Perhaps the biggest hit to UnitedHealth will come from the lawsuits that will be filed over how the company determines what portion of a doctor or hospital bill to pay. UnitedHealth has systematically been forcing patients to pay more than they should for visits to out-of-network doctors and hospitals by intentionally “low-balling reimbursement rates.” A company called Ingenix calculates these intentionally flawed rates; however, this company is owned by UnitedHealth, which creates the potential for a conflict of interest.

The Executive of Self-Compensation

William McGuire, who became CEO of UnitedHealth in 1990, immediately began to streamline the company by cutting back on coverage for treatment he deemed unnecessary, and in order to boost and insure his overall executive compensation, by bargaining with doctors to reduce payments.

Because McGuire was able to take UnitedHealth to prosperous performance levels, he was allowed to choose when his stock options would be awarded, allowing him to backdate his options to make it appear they were issued on days when stock prices were at their lowest. This was the man who would lead UnitedHealth and its dubious business philosophy into the 21st century, who would later face criminal charges brought forth by the SEC and who would agree to give back $620 million in stock gains and retirement compensation in order to settle federal and shareholder claims.

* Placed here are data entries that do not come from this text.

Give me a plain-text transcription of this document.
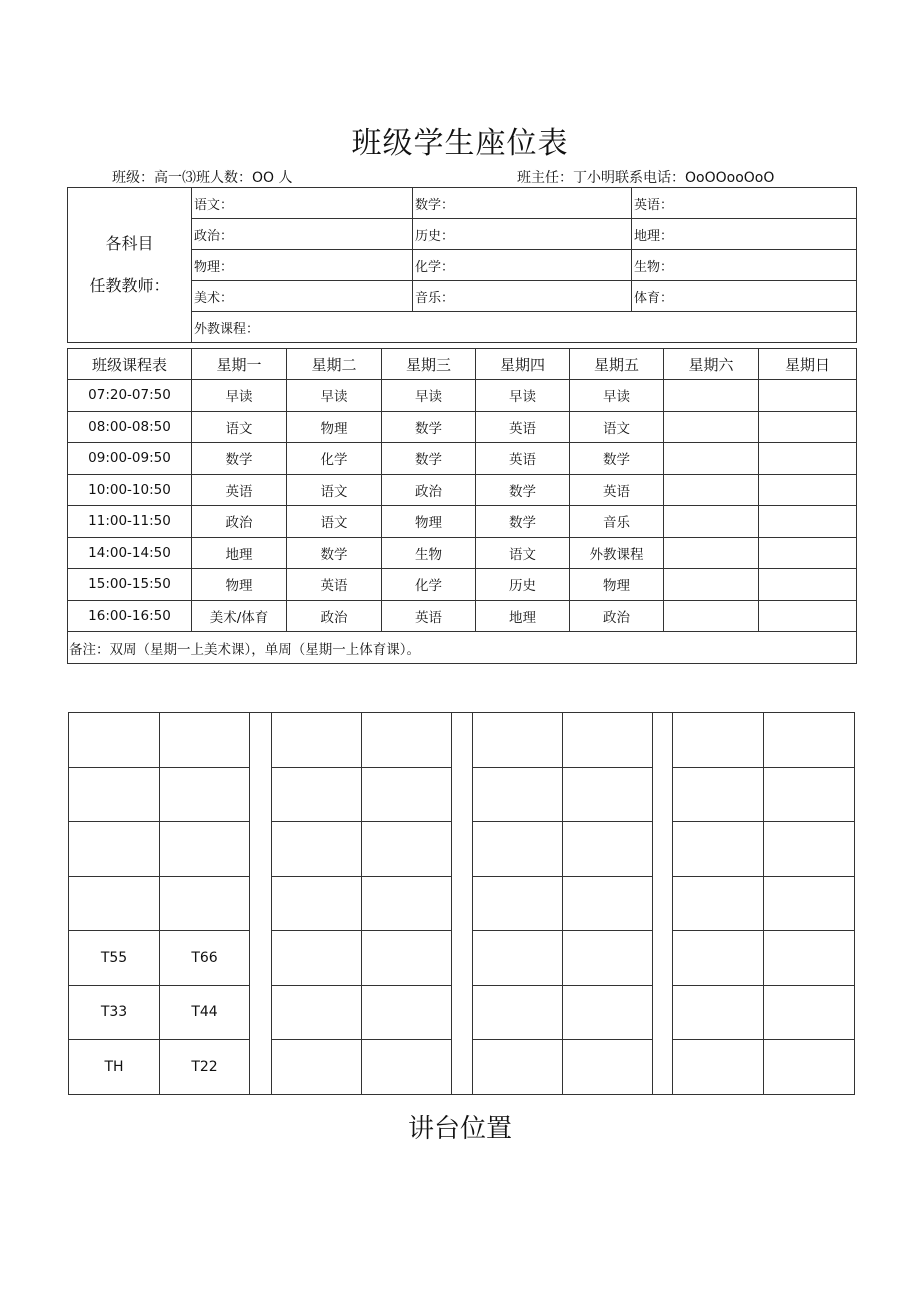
班级学生座位表
班级：高一⑶班人数：OO 人	班主任：丁小明联系电话：OoOOooOoO
各科目
任教教师：	语文：	数学：	英语：
	政治：	历史：	地理：
	物理：	化学：	生物：
	美术：	音乐：	体育：
	外教课程：		
班级课程表	星期一	星期二	星期三	星期四	星期五	星期六	星期日
07:20-07:50	早读	早读	早读	早读	早读		
08:00-08:50	语文	物理	数学	英语	语文		
09:00-09:50	数学	化学	数学	英语	数学		
10:00-10:50	英语	语文	政治	数学	英语		
11:00-11:50	政治	语文	物理	数学	音乐		
14:00-14:50	地理	数学	生物	语文	外教课程		
15:00-15:50	物理	英语	化学	历史	物理		
16:00-16:50	美术/体育	政治	英语	地理	政治		
备注：双周（星期一上美术课），单周（星期一上体育课）。							

T55	T66									
T33	T44									
TH	T22									
讲台位置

McGuire was also the man who brokered the deal between his company and the AARP, which became one of the more, if not the most, lucrative deal for UnitedHealth during McGuire’s tenor. (UnitedHealth received $4.5 billion in premiums from AARP-branded products in 2004 alone, while the seniors’ organization pulled in $197 million in royalties and $23 million in investment income that same year; however, the partnership between the two companies would prove more advantageous for UnitedHealth and leave AARP more vulnerable in the end.)

As the business philosophies of Mr. McGuire were employed over the years, UnitedHealth found itself climbing the list of “Worst Insurance Companies in America.”